The dataset framework is designed to be as generic as possible, and should be able to accommodate any collection of observations so long as the source observatory has an observatory interface (obs) package in the LSST software stack. This page describes how to create and maintain a dataset. It does not include configuring ap_verify to use the dataset.

Creating a dataset repository

Datasets are Git LFS repositories with a particular directory and file structure. The easiest way to create a new dataset is to create an LFS repository, and add a copy of the dataset template repository as the initial commit. This will create empty directories for all data and will add placeholder files for dataset metadata.

Organizing the data

  • The raw and calib directories contain science and calibration data, respectively. The directories may have any internal structure.
  • The templates directory contains an LSST Butler repository containing processed images usable as templates. Template files must be TemplateCoadd files produced by a compatible version of the LSST science pipeline.
  • The refcats directory contains one or more tar files, each containing one astrometric or photometric reference catalog in HTM shard format.
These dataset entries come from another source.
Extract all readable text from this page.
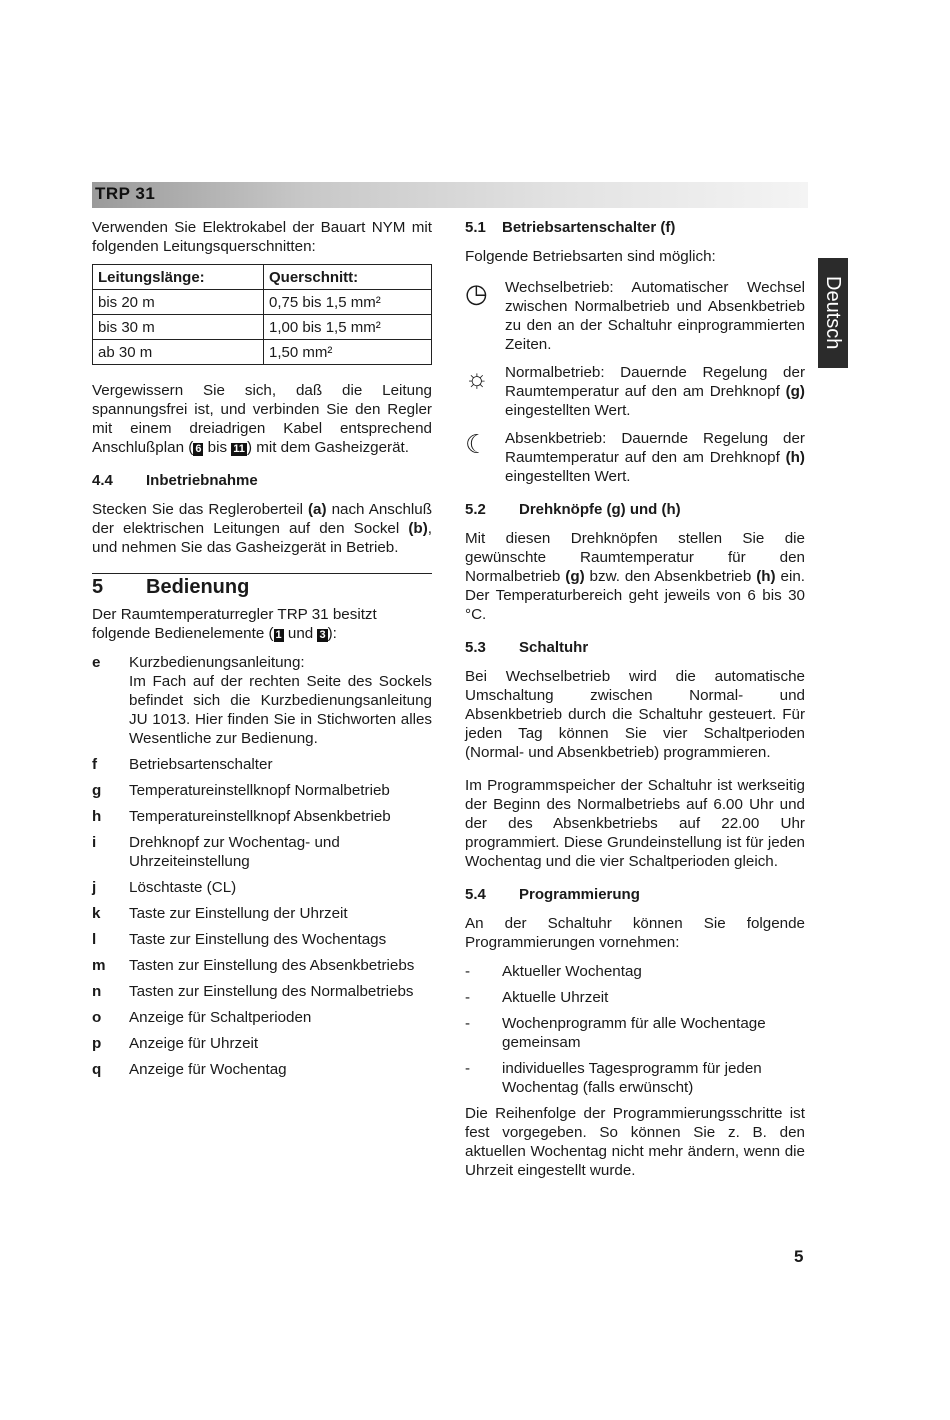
TRP 31
Deutsch

Verwenden Sie Elektrokabel der Bauart NYM mit folgenden Leitungsquerschnitten:

Leitungslänge:	Querschnitt:
bis 20 m	0,75 bis 1,5 mm²
bis 30 m	1,00 bis 1,5 mm²
ab 30 m	1,50 mm²

Vergewissern Sie sich, daß die Leitung spannungsfrei ist, und verbinden Sie den Regler mit einem dreiadrigen Kabel entsprechend Anschlußplan ( 6 bis 11 ) mit dem Gasheizgerät.

4.4 Inbetriebnahme

Stecken Sie das Regleroberteil (a) nach Anschluß der elektrischen Leitungen auf den Sockel (b), und nehmen Sie das Gasheizgerät in Betrieb.

5 Bedienung

Der Raumtemperaturregler TRP 31 besitzt folgende Bedienelemente ( 1 und 3 ):

e	Kurzbedienungsanleitung:

Im Fach auf der rechten Seite des Sockels befindet sich die Kurzbedienungsanleitung JU 1013. Hier finden Sie in Stichworten alles Wesentliche zur Bedienung.
f	Betriebsartenschalter
g	Temperatureinstellknopf Normalbetrieb
h	Temperatureinstellknopf Absenkbetrieb
i	Drehknopf zur Wochentag- und Uhrzeiteinstellung
j	Löschtaste (CL)
k	Taste zur Einstellung der Uhrzeit
l	Taste zur Einstellung des Wochentags
m	Tasten zur Einstellung des Absenkbetriebs
n	Tasten zur Einstellung des Normalbetriebs
o	Anzeige für Schaltperioden
p	Anzeige für Uhrzeit
q	Anzeige für Wochentag
5.1 Betriebsartenschalter (f)

Folgende Betriebsarten sind möglich:

◷	Wechselbetrieb: Automatischer Wechsel zwischen Normalbetrieb und Absenkbetrieb zu den an der Schaltuhr einprogrammierten Zeiten.
☼	Normalbetrieb: Dauernde Regelung der Raumtemperatur auf den am Drehknopf (g) eingestellten Wert.
☾	Absenkbetrieb: Dauernde Regelung der Raumtemperatur auf den am Drehknopf (h) eingestellten Wert.
5.2 Drehknöpfe (g) und (h)

Mit diesen Drehknöpfen stellen Sie die gewünschte Raumtemperatur für den Normalbetrieb (g) bzw. den Absenkbetrieb (h) ein. Der Temperaturbereich geht jeweils von 6 bis 30 °C.

5.3 Schaltuhr

Bei Wechselbetrieb wird die automatische Umschaltung zwischen Normal- und Absenkbetrieb durch die Schaltuhr gesteuert. Für jeden Tag können Sie vier Schaltperioden (Normal- und Absenkbetrieb) programmieren.

Im Programmspeicher der Schaltuhr ist werkseitig der Beginn des Normalbetriebs auf 6.00 Uhr und der des Absenkbetriebs auf 22.00 Uhr programmiert. Diese Grundeinstellung ist für jeden Wochentag und die vier Schaltperioden gleich.

5.4 Programmierung

An der Schaltuhr können Sie folgende Programmierungen vornehmen:

-	Aktueller Wochentag
-	Aktuelle Uhrzeit
-	Wochenprogramm für alle Wochentage gemeinsam
-	individuelles Tagesprogramm für jeden Wochentag (falls erwünscht)

Die Reihenfolge der Programmierungsschritte ist fest vorgegeben. So können Sie z. B. den aktuellen Wochentag nicht mehr ändern, wenn die Uhrzeit eingestellt wurde.

5
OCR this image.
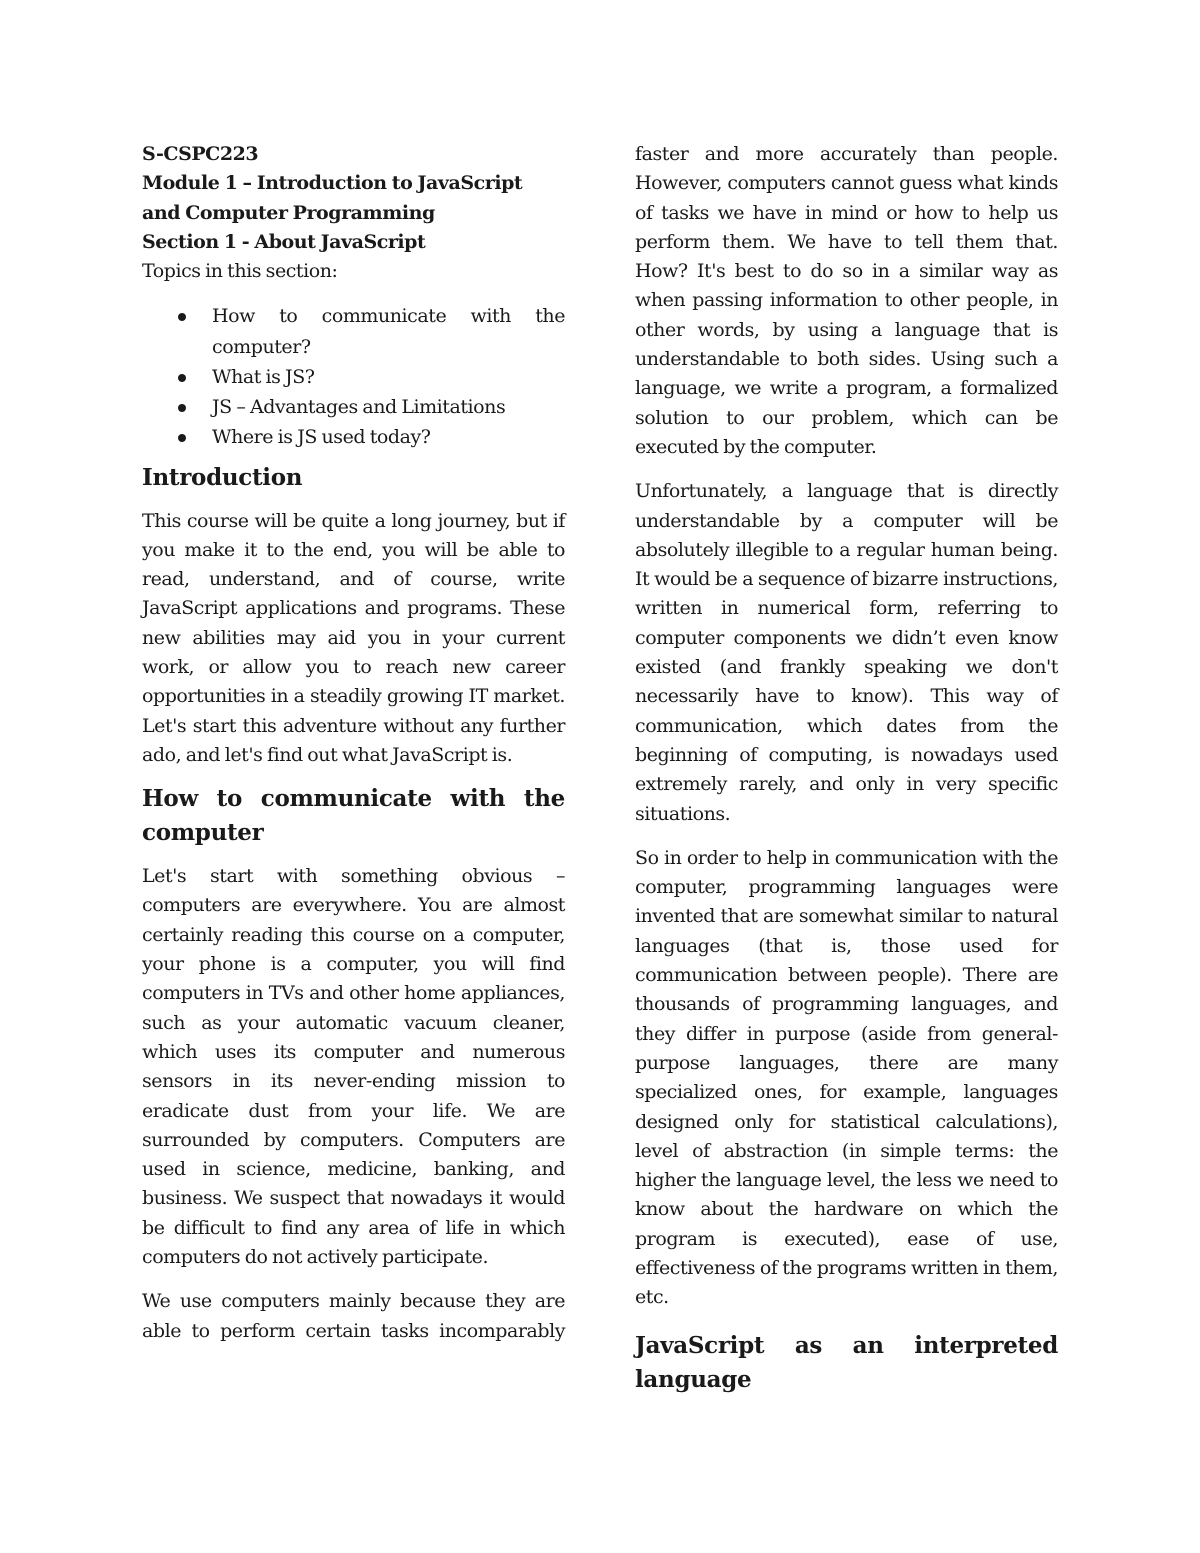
S-CSPC223

Module 1 – Introduction to JavaScript and Computer Programming

Section 1 - About JavaScript

Topics in this section:

How to communicate with the computer?
What is JS?
JS – Advantages and Limitations
Where is JS used today?
Introduction

This course will be quite a long journey, but if you make it to the end, you will be able to read, understand, and of course, write JavaScript applications and programs. These new abilities may aid you in your current work, or allow you to reach new career opportunities in a steadily growing IT market. Let's start this adventure without any further ado, and let's find out what JavaScript is.

How to communicate with the computer

Let's start with something obvious – computers are everywhere. You are almost certainly reading this course on a computer, your phone is a computer, you will find computers in TVs and other home appliances, such as your automatic vacuum cleaner, which uses its computer and numerous sensors in its never-ending mission to eradicate dust from your life. We are surrounded by computers. Computers are used in science, medicine, banking, and business. We suspect that nowadays it would be difficult to find any area of life in which computers do not actively participate.

We use computers mainly because they are able to perform certain tasks incomparably

faster and more accurately than people. However, computers cannot guess what kinds of tasks we have in mind or how to help us perform them. We have to tell them that. How? It's best to do so in a similar way as when passing information to other people, in other words, by using a language that is understandable to both sides. Using such a language, we write a program, a formalized solution to our problem, which can be executed by the computer.

Unfortunately, a language that is directly understandable by a computer will be absolutely illegible to a regular human being. It would be a sequence of bizarre instructions, written in numerical form, referring to computer components we didn’t even know existed (and frankly speaking we don't necessarily have to know). This way of communication, which dates from the beginning of computing, is nowadays used extremely rarely, and only in very specific situations.

So in order to help in communication with the computer, programming languages were invented that are somewhat similar to natural languages (that is, those used for communication between people). There are thousands of programming languages, and they differ in purpose (aside from general-purpose languages, there are many specialized ones, for example, languages designed only for statistical calculations), level of abstraction (in simple terms: the higher the language level, the less we need to know about the hardware on which the program is executed), ease of use, effectiveness of the programs written in them, etc.

JavaScript as an interpreted language
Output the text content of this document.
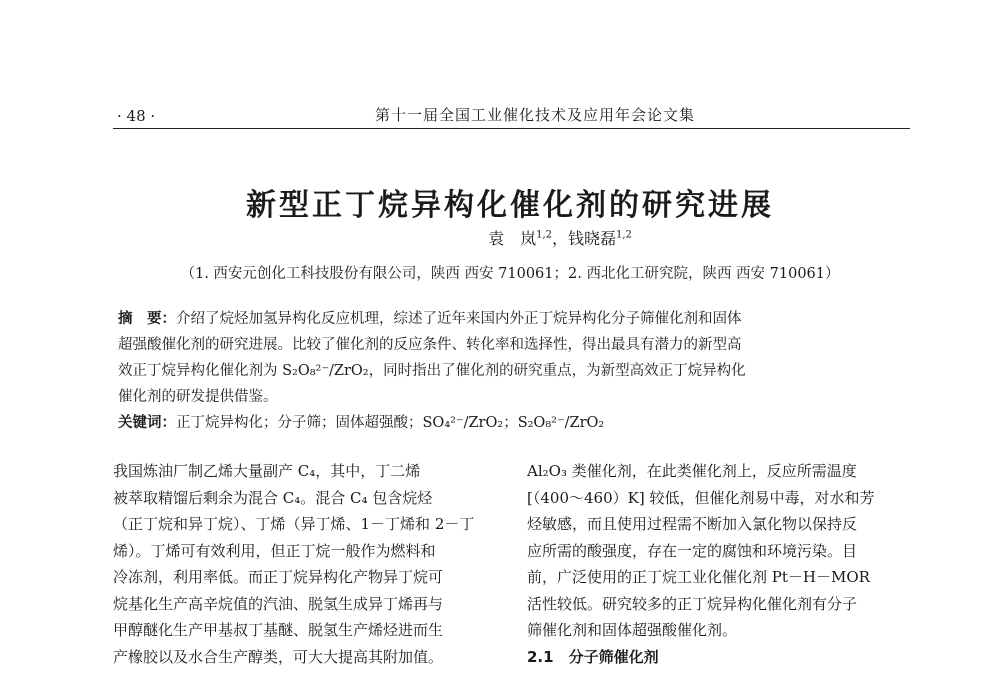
· 48 ·	第十一届全国工业催化技术及应用年会论文集
新型正丁烷异构化催化剂的研究进展
袁　岚$^{1,2}$，钱晓磊$^{1,2}$
（1. 西安元创化工科技股份有限公司，陕西 西安 710061；2. 西北化工研究院，陕西 西安 710061）
摘　要：介绍了烷烃加氢异构化反应机理，综述了近年来国内外正丁烷异构化分子筛催化剂和固体
超强酸催化剂的研究进展。比较了催化剂的反应条件、转化率和选择性，得出最具有潜力的新型高
效正丁烷异构化催化剂为 S₂O₈²⁻/ZrO₂，同时指出了催化剂的研究重点，为新型高效正丁烷异构化
催化剂的研发提供借鉴。
关键词：正丁烷异构化；分子筛；固体超强酸；SO₄²⁻/ZrO₂；S₂O₈²⁻/ZrO₂
我国炼油厂制乙烯大量副产 C₄，其中，丁二烯
被萃取精馏后剩余为混合 C₄。混合 C₄ 包含烷烃
（正丁烷和异丁烷）、丁烯（异丁烯、1－丁烯和 2－丁
烯）。丁烯可有效利用，但正丁烷一般作为燃料和
冷冻剂，利用率低。而正丁烷异构化产物异丁烷可
烷基化生产高辛烷值的汽油、脱氢生成异丁烯再与
甲醇醚化生产甲基叔丁基醚、脱氢生产烯烃进而生
产橡胶以及水合生产醇类，可大大提高其附加值。
Al₂O₃ 类催化剂，在此类催化剂上，反应所需温度
[（400～460）K] 较低，但催化剂易中毒，对水和芳
烃敏感，而且使用过程需不断加入氯化物以保持反
应所需的酸强度，存在一定的腐蚀和环境污染。目
前，广泛使用的正丁烷工业化催化剂 Pt－H－MOR
活性较低。研究较多的正丁烷异构化催化剂有分子
筛催化剂和固体超强酸催化剂。
2.1　分子筛催化剂
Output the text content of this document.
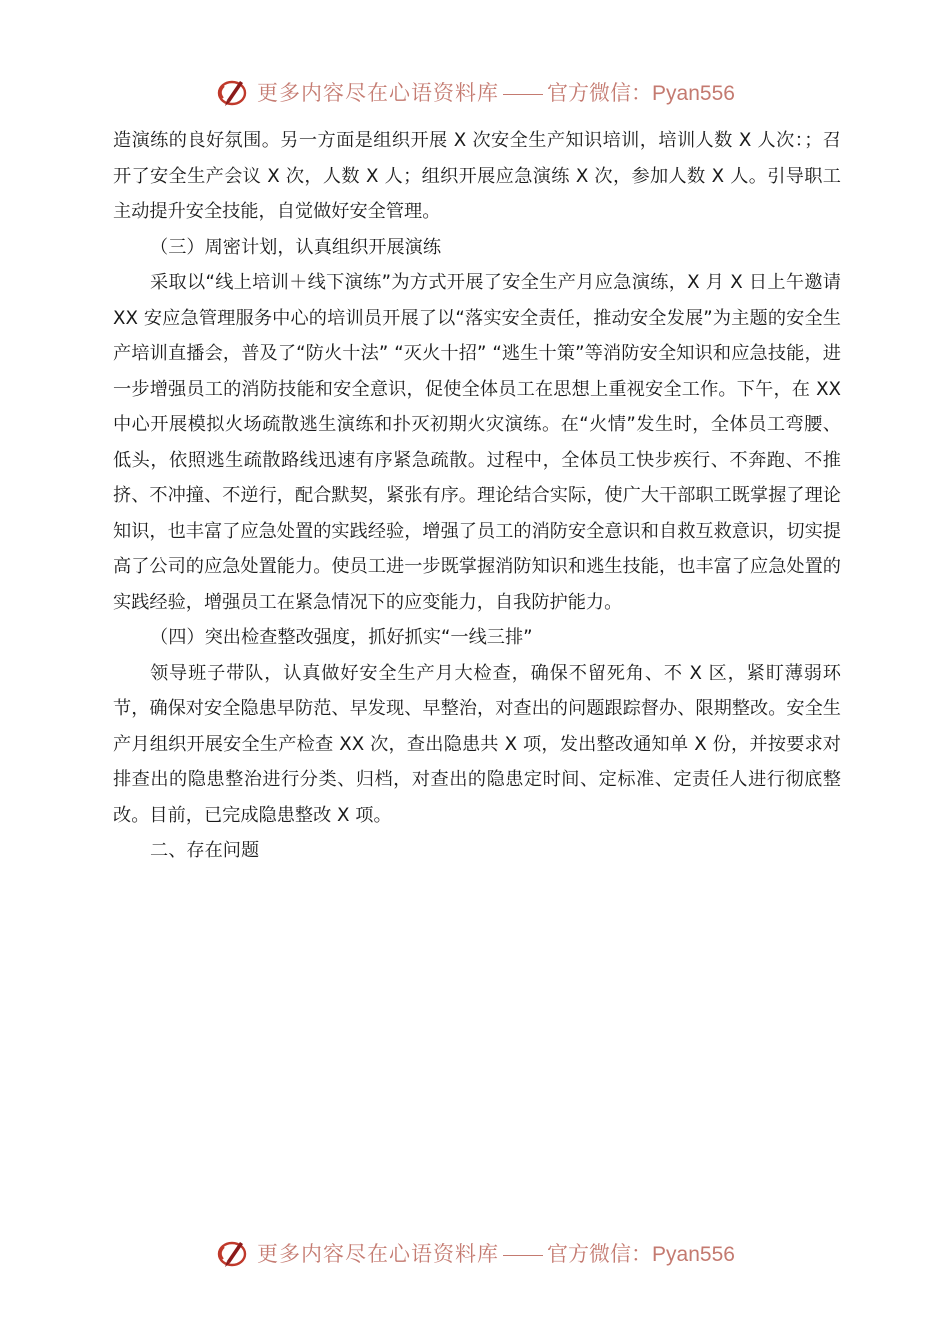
更多内容尽在心语资料库 官方微信：Pyan556

造演练的良好氛围。另一方面是组织开展 X 次安全生产知识培训，培训人数 X 人次：；召开了安全生产会议 X 次，人数 X 人；组织开展应急演练 X 次，参加人数 X 人。引导职工主动提升安全技能，自觉做好安全管理。

（三）周密计划，认真组织开展演练

采取以“线上培训＋线下演练”为方式开展了安全生产月应急演练，X 月 X 日上午邀请 XX 安应急管理服务中心的培训员开展了以“落实安全责任，推动安全发展”为主题的安全生产培训直播会，普及了“防火十法” “灭火十招” “逃生十策”等消防安全知识和应急技能，进一步增强员工的消防技能和安全意识，促使全体员工在思想上重视安全工作。下午，在 XX 中心开展模拟火场疏散逃生演练和扑灭初期火灾演练。在“火情”发生时，全体员工弯腰、低头，依照逃生疏散路线迅速有序紧急疏散。过程中，全体员工快步疾行、不奔跑、不推挤、不冲撞、不逆行，配合默契，紧张有序。理论结合实际，使广大干部职工既掌握了理论知识，也丰富了应急处置的实践经验，增强了员工的消防安全意识和自救互救意识，切实提高了公司的应急处置能力。使员工进一步既掌握消防知识和逃生技能，也丰富了应急处置的实践经验，增强员工在紧急情况下的应变能力，自我防护能力。

（四）突出检查整改强度，抓好抓实“一线三排”

领导班子带队，认真做好安全生产月大检查，确保不留死角、不 X 区，紧盯薄弱环节，确保对安全隐患早防范、早发现、早整治，对查出的问题跟踪督办、限期整改。安全生产月组织开展安全生产检查 XX 次，查出隐患共 X 项，发出整改通知单 X 份，并按要求对排查出的隐患整治进行分类、归档，对查出的隐患定时间、定标准、定责任人进行彻底整改。目前，已完成隐患整改 X 项。

二、存在问题

更多内容尽在心语资料库 官方微信：Pyan556
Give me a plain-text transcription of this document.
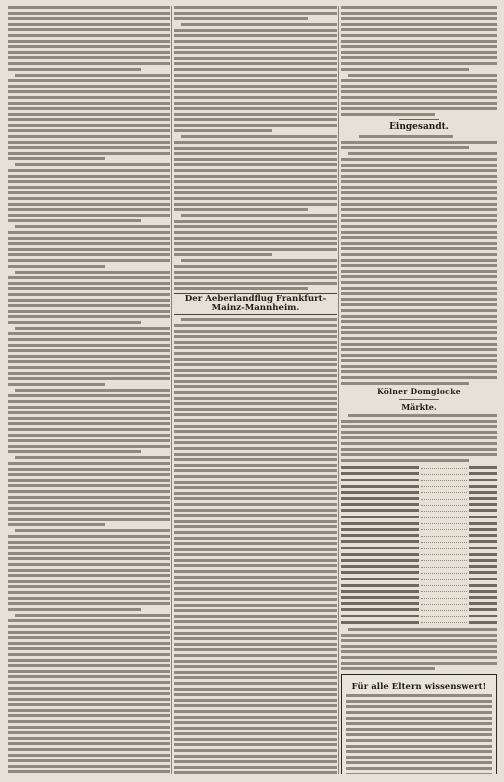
Der Aeberlandflug Frankfurt-Mainz-Mannheim.
Eingesandt.
Kölner Domglocke
Märkte.
Für alle Eltern wissenswert!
The templates and reference catalogs need not be all-sky, but should cover the combined footprint of all the raw images.

Documenting datasets

Datasets provide package-level documentation in their doc directory. An example is provided in the dataset template repository.

The dataset’s package-level documentation should include:

  • the source of the data (e.g., a particular survey with specific cuts applied)
  • whether or not optional files such as image differencing templates are provided
  • the expected use of the data

Configuring dataset ingestion and use

Each dataset’s config directory should contain a task config file named datasetIngest.py, which specifies a DatasetIngestConfig. The file typically contains filenames or file patterns specific to the dataset. In particular, the default config ignores reference catalogs, so the config file should provide a dict from catalog names to their tar files.

Each config directory may contain a task config file named apPipe.py, specifying an lsst.ap.pipe.ApPipeConfig. The file contains pipeline flags specific to the dataset, such as the available reference catalogs (both their names and configuration) or the type of template provided to ImageDifferenceTask.

Configuration settings specific to an instrument rather than a dataset should be handled with ordinary configuration override files.

Registering an observatory package

The observatory package must be named in two files:

  • ups/<package>.table must contain a line reading setupRequired(<obs-package>). For example, for DECam data this would read setupRequired(obs_decam). If any other packages are required to process the data, they should have their own setupRequired lines.
  • repo/_mapper must contain a single line with the name of the obs package’s mapper class. For DECam data this is lsst.obs.decam.DecamMapper.

Registering a dataset name

In order to be recognized by ap_verify.py --dataset, datasets must be registered in ap_verify’s configuration file. The line for the new dataset should be committed to the ap_verify Git repository. To avoid accidental downloads, datasets should not be registered as an EUPS dependency of ap_verify, even an optional one.